Die Diktatorin konnte gut rechnen, sie war konsequent und leicht grausam. Das Meedchen hingegen war ziemlich emo. Es mochte Süßigkeiten und Knutschen, leider war es ein bisschen dumm. Eigentlich konnten die Diktatorin und das Meedchen sich nicht ausstehen, dummerweise waren sie gezwungen, miteinander auszukommen – mussten sie sich doch beide denselben Körper teilen: Sabrina.



„So kann es nicht weitergehen", sagte die Diktatorin zu sich selbst. „Wir müssen etwas anderes finden." Nein, wirklich, das Meedchen konnte nicht jeden Tag ein Schnitzel mit Kartoffelsalat essen und einen Becher Bratensoße trinken, bevor es zur Arbeit fuhr. Schon in der ersten Woche hatte es drei Kilo zugenommen, war unkonzentriert und fing an, schlecht aus dem Mund zu riechen. Dass das widerwillige Meedchen sich alles nur reinzog, wenn es als Nachspeise ein Cupcake mit Glitzer oder Himbeershake bekam, machte die Sache nicht besser. So konnte das nicht weitergehen, bloß waren Schnitzel und Bratensoße das Einzige, was half.



Nur mit vollem Schnitzelmagen hörte das Meedchen auf, an Daniel zu denken. Und nur, wenn das Meedchen das irgendwie bekam, hatten die Diktatorin und das Meedchen noch eine Chance. Das hier war der dritte Job in zwei Jahren. Gerade erst hatte die Dikatorin Ablagefächer in DIN lang durchgesetzt und die Optimalposition für ihr preisgekröntes Druckmaschinen-Modell berechnet. Sie hatte ihren Mitarbeitern das distanzlose „Büro-Du" untersagt und sichergestellt, dass „Drucktechnik" zuerst in ihre anthrazitfarbene Ablage gelegt wurde, bevor die anderen Ingenieure ihn einsehen konnten. Ein Frischgemüse-Caterer brachte ihr täglich um 12 Uhr vier Stangen Sellerie. Die Diktatorin wollte nicht umziehen. Doch das war dem Meedchen nicht zu vermitteln.
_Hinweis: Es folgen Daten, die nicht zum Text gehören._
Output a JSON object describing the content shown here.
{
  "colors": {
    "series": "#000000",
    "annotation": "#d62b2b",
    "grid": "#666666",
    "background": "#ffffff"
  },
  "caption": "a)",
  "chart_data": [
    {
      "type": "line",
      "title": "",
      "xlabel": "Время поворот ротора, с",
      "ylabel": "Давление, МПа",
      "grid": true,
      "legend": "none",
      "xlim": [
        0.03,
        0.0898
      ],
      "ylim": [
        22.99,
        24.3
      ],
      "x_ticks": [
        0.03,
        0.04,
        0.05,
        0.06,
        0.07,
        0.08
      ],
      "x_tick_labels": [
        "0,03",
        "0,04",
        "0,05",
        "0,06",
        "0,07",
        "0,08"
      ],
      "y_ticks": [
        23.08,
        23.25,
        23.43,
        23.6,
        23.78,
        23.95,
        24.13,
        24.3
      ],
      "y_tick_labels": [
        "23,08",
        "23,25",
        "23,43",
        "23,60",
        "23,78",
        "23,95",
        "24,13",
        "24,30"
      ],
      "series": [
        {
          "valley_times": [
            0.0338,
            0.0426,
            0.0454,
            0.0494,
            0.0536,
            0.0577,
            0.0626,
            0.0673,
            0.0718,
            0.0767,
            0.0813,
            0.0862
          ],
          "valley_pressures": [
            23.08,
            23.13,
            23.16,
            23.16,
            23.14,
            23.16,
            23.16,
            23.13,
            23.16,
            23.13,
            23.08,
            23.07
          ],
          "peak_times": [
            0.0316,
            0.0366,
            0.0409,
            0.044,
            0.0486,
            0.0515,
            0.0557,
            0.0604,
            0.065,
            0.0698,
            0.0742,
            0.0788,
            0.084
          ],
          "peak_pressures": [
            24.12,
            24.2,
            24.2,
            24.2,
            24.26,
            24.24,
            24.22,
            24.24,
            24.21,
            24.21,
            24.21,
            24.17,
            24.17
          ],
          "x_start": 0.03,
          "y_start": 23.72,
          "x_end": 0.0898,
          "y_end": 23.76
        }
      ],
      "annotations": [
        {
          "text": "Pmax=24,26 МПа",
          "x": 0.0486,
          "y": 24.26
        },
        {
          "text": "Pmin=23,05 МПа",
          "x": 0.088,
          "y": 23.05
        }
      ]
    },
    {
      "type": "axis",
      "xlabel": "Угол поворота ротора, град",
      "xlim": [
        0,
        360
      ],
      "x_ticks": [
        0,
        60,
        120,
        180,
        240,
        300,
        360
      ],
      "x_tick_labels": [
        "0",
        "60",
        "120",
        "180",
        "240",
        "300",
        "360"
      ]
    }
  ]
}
Es hatte sich Daniel in den Kopf gesetzt. Als Print Unit Manager Europe war der der unmittelbare Vorgesetzte der Diktatorin. Daniel trug eine große Brille und brachte immer Luxuskekse für alle mit. Er war groß und schlank und homosexuell. Steckte berufliche Todessehnsucht dahinter? – Das Meedchen interessierte das auf jeden Fall nicht weiter. Wenn Daniel über Absatzprobleme jammerte oder – was regelmäßig vorkam – über der Weltwirtschaft verzweifelte, fand das Meedchen das niedlich. „O Gottogott, was machen wir nur?", rief Daniel aus, raufte sich die wuschligen Haare und wurde verliebt vom Meedchen angeblinzelt. Erst nach der fünften Kopfnuss hörte es auf zu kichern. Manchmal musste die Diktatorin es dafür auch an den Ohren aus dem Konferenzraum ziehen. „Aua", quiekte das Meedchen dann.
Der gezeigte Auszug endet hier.